Investigateur principal : Pr. CHARBONNEL (Service d'Endocrinologie)

Investigateur coordinateur : Dr Chaillous (Service d'Endocrinologie et Laboratoire d'Immuno-endocrinologie, Nantes)

Autres participants (cf liste en annexe)

Type d'étude : Essai thérapeutique randomisé, avec bénéfice individuel direct :

Résumé : Certains diabètes apparemment non-insulinodépendants (DNID) s'accompagnent de stigmates d'autoimmunité et évoluent secondairement vers l'insulinopénie. Ces " diabètes de type 1 lents " (DID " lent ") sont d'authentiques diabètes autoimmuns dus à la destruction autoimmune progressive des cellules ß, et apparaissent comme de bons candidats à une immunointervention, le capital de cellules ß résiduels susceptibles d'être préservées étant non négligeable. De plus, outre le bénéfice direct escompté pour ces patients, cette population représente un " modèle " pour évaluer des thérapeutiques potentiellement intéressantes au stade de prédiabète.

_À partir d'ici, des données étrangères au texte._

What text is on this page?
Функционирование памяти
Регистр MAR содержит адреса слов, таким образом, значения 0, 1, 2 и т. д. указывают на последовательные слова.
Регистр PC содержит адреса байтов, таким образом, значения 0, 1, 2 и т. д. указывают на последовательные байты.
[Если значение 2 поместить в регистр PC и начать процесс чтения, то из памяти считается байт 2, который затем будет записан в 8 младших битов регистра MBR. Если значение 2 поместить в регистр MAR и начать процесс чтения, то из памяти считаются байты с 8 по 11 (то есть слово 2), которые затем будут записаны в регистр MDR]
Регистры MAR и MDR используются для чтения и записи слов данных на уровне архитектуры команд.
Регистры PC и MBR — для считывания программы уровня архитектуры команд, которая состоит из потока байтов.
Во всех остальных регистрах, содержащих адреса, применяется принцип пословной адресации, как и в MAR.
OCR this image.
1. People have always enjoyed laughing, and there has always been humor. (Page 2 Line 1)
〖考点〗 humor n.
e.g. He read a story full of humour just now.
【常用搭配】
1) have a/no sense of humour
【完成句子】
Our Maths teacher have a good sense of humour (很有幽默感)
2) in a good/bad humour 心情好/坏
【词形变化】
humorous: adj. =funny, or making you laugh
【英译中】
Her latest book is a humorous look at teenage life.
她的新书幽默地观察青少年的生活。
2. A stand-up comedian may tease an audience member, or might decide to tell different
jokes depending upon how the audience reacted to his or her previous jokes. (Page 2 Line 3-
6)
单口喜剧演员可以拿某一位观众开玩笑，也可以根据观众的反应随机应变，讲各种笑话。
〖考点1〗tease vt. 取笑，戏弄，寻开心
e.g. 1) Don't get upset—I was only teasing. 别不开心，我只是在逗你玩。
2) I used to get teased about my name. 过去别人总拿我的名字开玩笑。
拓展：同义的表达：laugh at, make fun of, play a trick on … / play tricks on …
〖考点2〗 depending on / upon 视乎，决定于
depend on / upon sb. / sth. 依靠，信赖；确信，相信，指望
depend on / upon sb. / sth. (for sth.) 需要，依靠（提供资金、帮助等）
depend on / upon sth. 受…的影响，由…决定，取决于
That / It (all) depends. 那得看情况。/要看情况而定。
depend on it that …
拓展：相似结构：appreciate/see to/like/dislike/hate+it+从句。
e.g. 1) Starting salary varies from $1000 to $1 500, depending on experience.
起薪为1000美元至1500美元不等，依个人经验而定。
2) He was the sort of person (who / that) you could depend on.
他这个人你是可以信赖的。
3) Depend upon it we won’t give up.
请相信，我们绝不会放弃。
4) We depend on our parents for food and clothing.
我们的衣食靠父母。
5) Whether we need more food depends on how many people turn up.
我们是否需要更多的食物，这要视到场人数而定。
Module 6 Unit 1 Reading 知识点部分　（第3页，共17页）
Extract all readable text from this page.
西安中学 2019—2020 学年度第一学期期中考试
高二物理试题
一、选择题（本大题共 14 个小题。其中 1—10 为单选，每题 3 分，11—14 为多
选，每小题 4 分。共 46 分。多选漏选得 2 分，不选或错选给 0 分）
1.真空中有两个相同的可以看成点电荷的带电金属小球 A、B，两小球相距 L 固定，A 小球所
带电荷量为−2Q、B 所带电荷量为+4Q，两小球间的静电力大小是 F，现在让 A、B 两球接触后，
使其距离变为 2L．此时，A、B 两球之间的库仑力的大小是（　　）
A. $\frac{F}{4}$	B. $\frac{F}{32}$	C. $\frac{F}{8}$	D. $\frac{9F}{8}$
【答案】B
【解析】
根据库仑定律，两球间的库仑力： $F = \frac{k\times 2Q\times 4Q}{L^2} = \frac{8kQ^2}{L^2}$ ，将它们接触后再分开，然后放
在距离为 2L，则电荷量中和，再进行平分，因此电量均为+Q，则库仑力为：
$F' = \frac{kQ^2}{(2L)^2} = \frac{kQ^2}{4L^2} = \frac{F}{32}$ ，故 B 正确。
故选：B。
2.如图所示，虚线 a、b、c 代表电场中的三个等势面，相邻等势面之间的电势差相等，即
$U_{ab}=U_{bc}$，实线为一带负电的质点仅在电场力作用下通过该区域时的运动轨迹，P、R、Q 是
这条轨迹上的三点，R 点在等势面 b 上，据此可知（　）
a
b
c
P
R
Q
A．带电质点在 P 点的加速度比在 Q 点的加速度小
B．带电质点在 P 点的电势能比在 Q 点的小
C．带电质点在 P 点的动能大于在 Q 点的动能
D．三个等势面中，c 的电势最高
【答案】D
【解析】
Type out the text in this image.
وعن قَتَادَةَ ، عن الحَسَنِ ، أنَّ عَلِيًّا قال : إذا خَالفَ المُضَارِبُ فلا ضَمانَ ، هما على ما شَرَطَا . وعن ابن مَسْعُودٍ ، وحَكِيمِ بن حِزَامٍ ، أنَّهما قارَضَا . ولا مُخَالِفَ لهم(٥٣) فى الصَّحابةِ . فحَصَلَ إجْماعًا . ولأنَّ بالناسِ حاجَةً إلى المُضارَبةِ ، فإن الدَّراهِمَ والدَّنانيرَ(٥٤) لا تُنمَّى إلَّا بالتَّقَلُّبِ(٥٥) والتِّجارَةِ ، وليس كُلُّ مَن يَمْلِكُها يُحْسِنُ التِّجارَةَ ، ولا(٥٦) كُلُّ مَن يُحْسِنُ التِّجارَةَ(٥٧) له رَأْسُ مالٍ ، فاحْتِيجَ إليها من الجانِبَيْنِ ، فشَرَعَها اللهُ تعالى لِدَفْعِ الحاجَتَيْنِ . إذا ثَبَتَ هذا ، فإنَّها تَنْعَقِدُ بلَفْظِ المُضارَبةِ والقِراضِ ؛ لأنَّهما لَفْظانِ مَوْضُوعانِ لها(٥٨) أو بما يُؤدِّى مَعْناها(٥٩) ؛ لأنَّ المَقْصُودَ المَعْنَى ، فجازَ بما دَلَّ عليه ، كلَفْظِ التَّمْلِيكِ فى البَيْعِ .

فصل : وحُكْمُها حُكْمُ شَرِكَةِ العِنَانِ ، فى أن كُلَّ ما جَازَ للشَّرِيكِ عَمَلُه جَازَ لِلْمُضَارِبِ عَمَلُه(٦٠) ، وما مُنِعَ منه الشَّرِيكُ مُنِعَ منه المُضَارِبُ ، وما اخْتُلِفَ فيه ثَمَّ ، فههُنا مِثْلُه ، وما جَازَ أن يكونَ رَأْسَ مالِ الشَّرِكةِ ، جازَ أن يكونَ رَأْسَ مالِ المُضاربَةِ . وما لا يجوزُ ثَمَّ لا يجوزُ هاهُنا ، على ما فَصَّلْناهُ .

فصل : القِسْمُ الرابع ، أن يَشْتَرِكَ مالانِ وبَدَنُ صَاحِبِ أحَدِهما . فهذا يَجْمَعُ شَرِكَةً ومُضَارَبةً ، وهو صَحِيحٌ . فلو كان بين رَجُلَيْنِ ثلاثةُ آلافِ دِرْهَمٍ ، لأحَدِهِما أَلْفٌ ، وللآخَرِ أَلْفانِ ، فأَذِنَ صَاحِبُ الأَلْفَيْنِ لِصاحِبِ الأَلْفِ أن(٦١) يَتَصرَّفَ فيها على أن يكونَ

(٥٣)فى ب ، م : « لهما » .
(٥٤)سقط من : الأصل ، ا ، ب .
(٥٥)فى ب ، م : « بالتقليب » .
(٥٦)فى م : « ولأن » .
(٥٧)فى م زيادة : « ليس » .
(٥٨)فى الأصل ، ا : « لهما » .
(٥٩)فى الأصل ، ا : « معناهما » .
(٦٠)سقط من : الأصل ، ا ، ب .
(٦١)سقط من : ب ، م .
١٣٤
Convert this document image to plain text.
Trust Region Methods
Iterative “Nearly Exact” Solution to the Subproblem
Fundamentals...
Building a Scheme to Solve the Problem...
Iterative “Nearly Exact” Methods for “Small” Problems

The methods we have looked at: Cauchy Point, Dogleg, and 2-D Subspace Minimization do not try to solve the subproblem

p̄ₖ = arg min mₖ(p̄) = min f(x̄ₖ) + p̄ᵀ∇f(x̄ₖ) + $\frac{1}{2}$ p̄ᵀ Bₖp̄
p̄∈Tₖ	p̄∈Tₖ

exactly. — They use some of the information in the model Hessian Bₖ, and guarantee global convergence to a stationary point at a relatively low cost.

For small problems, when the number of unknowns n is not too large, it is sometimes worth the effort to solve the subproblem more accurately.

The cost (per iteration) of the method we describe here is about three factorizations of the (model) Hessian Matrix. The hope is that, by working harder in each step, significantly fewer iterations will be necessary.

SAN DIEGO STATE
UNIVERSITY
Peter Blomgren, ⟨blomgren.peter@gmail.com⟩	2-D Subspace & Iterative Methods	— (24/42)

L'insulinothérapie parentérale préventive est un des traitements en cours d'évaluation dans le prédiabète de type 1. Elle pourrait prévenir la destruction des cellules ß, par un mécanisme purement immunologique d'induction d'une immunosuppression cellulaire active et /ou par une mise au repos des cellules ß. De ce fait, elle pourrait favoriser la préservation de l'insulinosécrétion résiduelle chez des DID " lents " et ainsi faciliter leur équilibre glycémique à long terme. A ce jour, une seule équipe a comparé les effets de l'insuliothérapie et du traitement oral chez des DID " lents " et observé une amélioration de l'insulinosécrétion résiduelle chez les sujets traités par insuline. Néanmoins, le nombre de sujets étudiés était très faible et ce travail ne permet pas de dire si l'amélioration de l'insulinosécrétion est due à un effet " préventif " de l'insulinothérapie sur la destruction des cellules ß ou à la simple amélioration de l'équilibre glycémique et à la diminution de la glucotoxicité. Notre objectif est d'étudier sur une large échelle 1) si l'insulinothérapie parentérale chez des DID " lents " (" DNID " avec anticorps (Ac) anti-pancréatiques) permet de préserver l'insulinosécrétion résiduelle par comparaison au traitement oral, et ce indépendamment d'un effet sur l'équilibre glycémique ; 2) si cette préservation de l'insulinosécrétion résiduelle est spécifique des diabètes avec stigmates d'autoimmunité. Nous inclurons 70 patients " DNID " avec Ac anti-pancréatiques qui seront randomisés en 2 groupes traités soit par insulinothérapie sous-cutanée, soit par traitement oral (régime ± glibenclamide ± metformine).
Parallèlement 70 patients DNID sans stigmate d'autoimmunité seront randomisés pour recevoir les 2 mêmes types de traitement. Nous évaluerons tous les 6 mois pendant 2 ans l'insulinosécrétion endogène (test au glucagon et repas-test), l'équilibre glycémique et les éventuelles modifications des réponses immunologiques anti-cellules ß.